I’ll note as an aside that the phrase “doing well with Blacks” doesn’t really make much sense in the current context. Doing well with them … at what? Trump isn’t running for office, at least as far as the Federal Election Commission has been informed. And doing well compared to what? If the answer to that question is “other Republicans,” then I’m afraid, based on the poll above, that Pence has some bad news for his former boss

This question about the favorability of politicians who might run for office is always fraught because it’s dependent on a lot of speculation. In May 2015, Trump was not the Republican who topped lists of the most positively viewed Republican candidates in 2016 because he wasn’t included on those lists. It’s quite possible that any number of other politicians could claim more positive support from Hispanic Americans than Trump, Democrat and Republican alike. But in this poll of four candidates, he does well on one metric. Bully for him.

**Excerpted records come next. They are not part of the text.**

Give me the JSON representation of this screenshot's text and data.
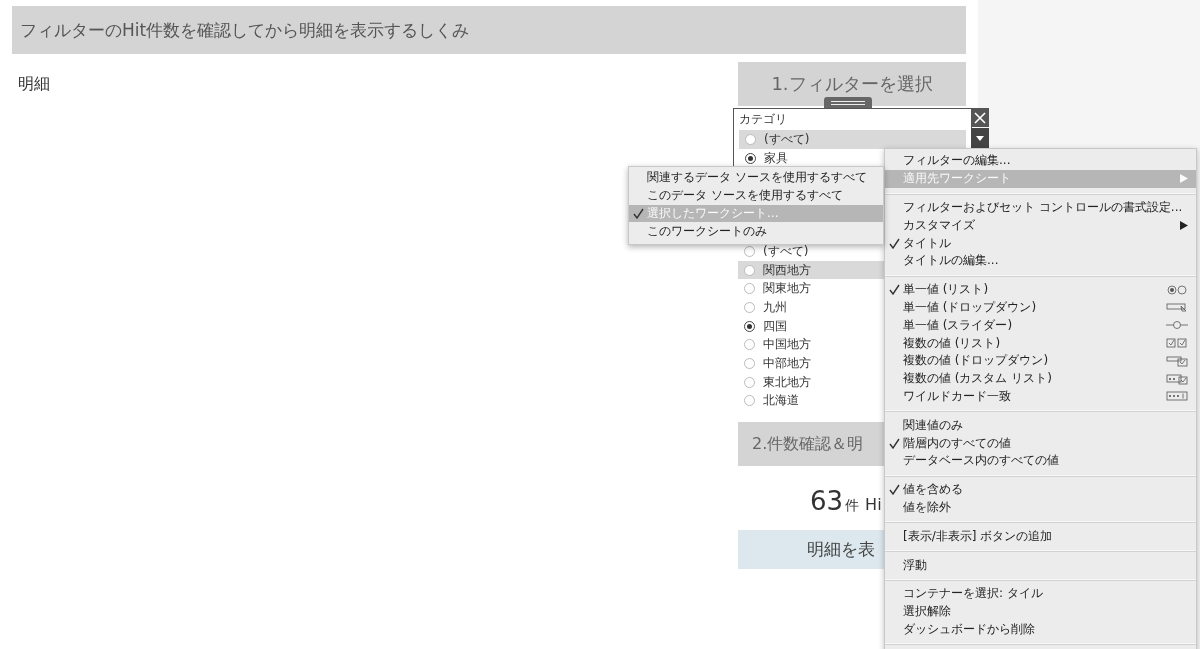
{
  "header": {
    "title": "フィルターのHit件数を確認してから明細を表示するしくみ"
  },
  "detail_label": "明細",
  "step1": {
    "title": "1.フィルターを選択"
  },
  "category_filter": {
    "title": "カテゴリ",
    "options": [
      {
        "label": "(すべて)",
        "selected": false,
        "highlighted": true
      },
      {
        "label": "家具",
        "selected": true,
        "highlighted": false
      }
    ]
  },
  "region_filter": {
    "options": [
      {
        "label": "(すべて)",
        "selected": false,
        "highlighted": false
      },
      {
        "label": "関西地方",
        "selected": false,
        "highlighted": true
      },
      {
        "label": "関東地方",
        "selected": false,
        "highlighted": false
      },
      {
        "label": "九州",
        "selected": false,
        "highlighted": false
      },
      {
        "label": "四国",
        "selected": true,
        "highlighted": false
      },
      {
        "label": "中国地方",
        "selected": false,
        "highlighted": false
      },
      {
        "label": "中部地方",
        "selected": false,
        "highlighted": false
      },
      {
        "label": "東北地方",
        "selected": false,
        "highlighted": false
      },
      {
        "label": "北海道",
        "selected": false,
        "highlighted": false
      }
    ]
  },
  "step2": {
    "title": "2.件数確認＆明"
  },
  "hit_count": {
    "number": "63",
    "unit": "件",
    "suffix": "Hi"
  },
  "show_button": {
    "label": "明細を表"
  },
  "context_menu": {
    "sections": [
      [
        {
          "label": "フィルターの編集...",
          "kind": "plain",
          "checked": false,
          "highlighted": false
        },
        {
          "label": "適用先ワークシート",
          "kind": "submenu",
          "checked": false,
          "highlighted": true
        }
      ],
      [
        {
          "label": "フィルターおよびセット コントロールの書式設定...",
          "kind": "plain",
          "checked": false,
          "highlighted": false
        },
        {
          "label": "カスタマイズ",
          "kind": "submenu",
          "checked": false,
          "highlighted": false
        },
        {
          "label": "タイトル",
          "kind": "plain",
          "checked": true,
          "highlighted": false
        },
        {
          "label": "タイトルの編集...",
          "kind": "plain",
          "checked": false,
          "highlighted": false
        }
      ],
      [
        {
          "label": "単一値 (リスト)",
          "kind": "radios",
          "checked": true,
          "highlighted": false
        },
        {
          "label": "単一値 (ドロップダウン)",
          "kind": "dropdown",
          "checked": false,
          "highlighted": false
        },
        {
          "label": "単一値 (スライダー)",
          "kind": "slider",
          "checked": false,
          "highlighted": false
        },
        {
          "label": "複数の値 (リスト)",
          "kind": "checkboxes",
          "checked": false,
          "highlighted": false
        },
        {
          "label": "複数の値 (ドロップダウン)",
          "kind": "checkdropdown",
          "checked": false,
          "highlighted": false
        },
        {
          "label": "複数の値 (カスタム リスト)",
          "kind": "customlist",
          "checked": false,
          "highlighted": false
        },
        {
          "label": "ワイルドカード一致",
          "kind": "wildcard",
          "checked": false,
          "highlighted": false
        }
      ],
      [
        {
          "label": "関連値のみ",
          "kind": "plain",
          "checked": false,
          "highlighted": false
        },
        {
          "label": "階層内のすべての値",
          "kind": "plain",
          "checked": true,
          "highlighted": false
        },
        {
          "label": "データベース内のすべての値",
          "kind": "plain",
          "checked": false,
          "highlighted": false
        }
      ],
      [
        {
          "label": "値を含める",
          "kind": "plain",
          "checked": true,
          "highlighted": false
        },
        {
          "label": "値を除外",
          "kind": "plain",
          "checked": false,
          "highlighted": false
        }
      ],
      [
        {
          "label": "[表示/非表示] ボタンの追加",
          "kind": "plain",
          "checked": false,
          "highlighted": false
        }
      ],
      [
        {
          "label": "浮動",
          "kind": "plain",
          "checked": false,
          "highlighted": false
        }
      ],
      [
        {
          "label": "コンテナーを選択: タイル",
          "kind": "plain",
          "checked": false,
          "highlighted": false
        },
        {
          "label": "選択解除",
          "kind": "plain",
          "checked": false,
          "highlighted": false
        },
        {
          "label": "ダッシュボードから削除",
          "kind": "plain",
          "checked": false,
          "highlighted": false
        }
      ]
    ]
  },
  "submenu": {
    "items": [
      {
        "label": "関連するデータ ソースを使用するすべて",
        "checked": false,
        "highlighted": false
      },
      {
        "label": "このデータ ソースを使用するすべて",
        "checked": false,
        "highlighted": false
      },
      {
        "label": "選択したワークシート...",
        "checked": true,
        "highlighted": true
      },
      {
        "label": "このワークシートのみ",
        "checked": false,
        "highlighted": false
      }
    ]
  }
}
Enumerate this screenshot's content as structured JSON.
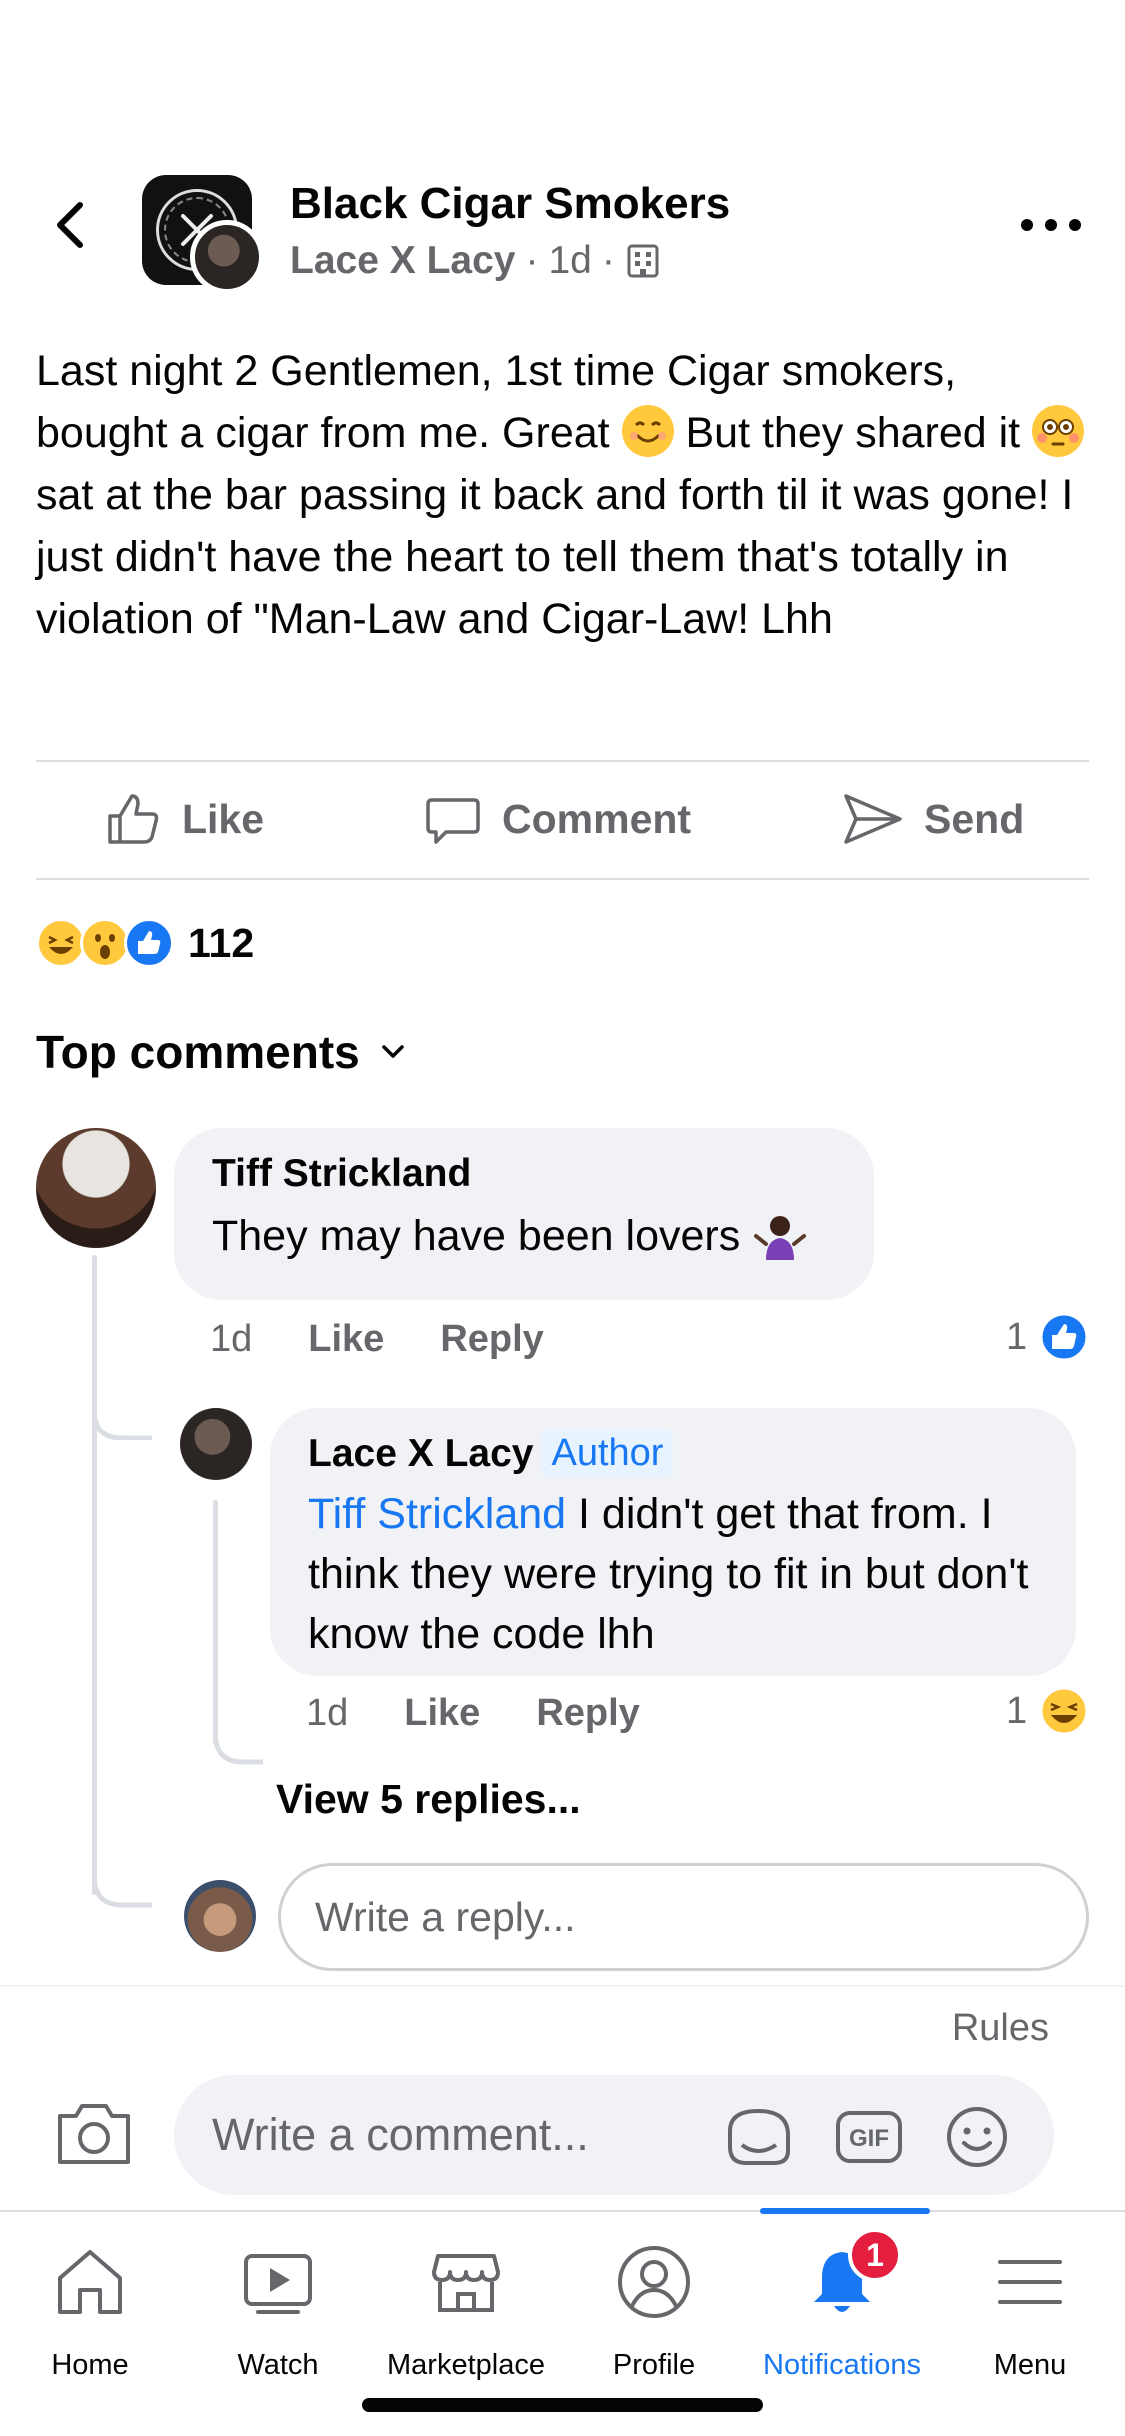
{
  "post": {
    "group_name": "Black Cigar Smokers",
    "author": "Lace X Lacy",
    "time": "1d",
    "separator": "·",
    "text_parts": [
      "Last night 2 Gentlemen, 1st time Cigar smokers, bought a cigar from me. Great ",
      " But they shared it ",
      " sat at the bar passing it back and forth til it was gone! I just didn't have the heart to tell them that's totally in violation of \"Man-Law and Cigar-Law! Lhh"
    ]
  },
  "actions": {
    "like": "Like",
    "comment": "Comment",
    "send": "Send"
  },
  "reactions": {
    "count": "112",
    "icons": [
      "haha-icon",
      "wow-icon",
      "like-icon"
    ]
  },
  "comments_header": "Top comments",
  "comments": [
    {
      "name": "Tiff Strickland",
      "text": "They may have been lovers",
      "time": "1d",
      "like": "Like",
      "reply": "Reply",
      "reaction_count": "1"
    }
  ],
  "reply": {
    "name": "Lace X Lacy",
    "badge": "Author",
    "mention": "Tiff Strickland",
    "text": " I didn't get that from. I think they were trying to fit in but don't know the code lhh",
    "time": "1d",
    "like": "Like",
    "reply": "Reply",
    "reaction_count": "1"
  },
  "view_replies": "View 5 replies...",
  "reply_placeholder": "Write a reply...",
  "composer": {
    "rules": "Rules",
    "placeholder": "Write a comment..."
  },
  "tabs": [
    {
      "label": "Home",
      "icon": "home-icon"
    },
    {
      "label": "Watch",
      "icon": "watch-icon"
    },
    {
      "label": "Marketplace",
      "icon": "marketplace-icon"
    },
    {
      "label": "Profile",
      "icon": "profile-icon"
    },
    {
      "label": "Notifications",
      "icon": "bell-icon",
      "badge": "1"
    },
    {
      "label": "Menu",
      "icon": "menu-icon"
    }
  ],
  "colors": {
    "accent": "#1877f2",
    "secondary_text": "#65676b",
    "bubble": "#f0f2f5",
    "badge_red": "#e41e3f"
  }
}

As it happens, YouGov released a similar, more expansive poll last week, one of its regular polls conducted for the Economist. It asked about eight elected officials, including House Minority Leader Kevin McCarthy (R-Calif.) and Senate Minority Leader Mitch McConnell (R-Ky.). Once we account for the fact that fewer people had heard of McConnell and McCarthy, we see that Trump is viewed less favorably among Black Americans than any of the other listed Republicans and bests only McConnell among Hispanics.

So what’s happening here? Again, it may just be Trump making things up, which he has been known to do when in proximity of a microphone. It may also be that he’s exaggerating a poll he saw. Or, perhaps, he’s simply trying to elevate questions about the extent to which Hispanic voters have shifted to the right in recent elections and giving himself credit for the change.

I’ll note as a second aside that Trump faring better with Black voters did, in fact, happen in the 2020 election, helping explain why he did better in more heavily Black areas than he had four years prior. Trump has nonetheless spent a great deal of energy since 2020 insisting that fraud in those same areas is why he lost. Again: He often says things that are not actually true.

Now consider why Trump says this. One part of it is that he likes to talk about how popular he is and if he can claim popularity with groups that have generally been skeptical of Republicans, it heightens the sense of his own excellence that he hopes to instill in his audience. He makes this claim, too, to rebut criticisms of his policies on race — and to help ameliorate any concern among his supporters that there’s an aspect of his politics that derives from heightening racial tensions.

As the midterms approach, Democrats are justified in worrying about both support and turnout from Black and Hispanic voters. Biden’s low approval rating — reflected in the numbers above! — bodes poorly for the party. We should not be surprised to see, for example, a shift to the right among Hispanic voters in part because more-conservative Hispanic voters probably would be motivated to turn out to vote.

This doesn’t have much to do with Trump. But he’s already getting ready to take credit for it.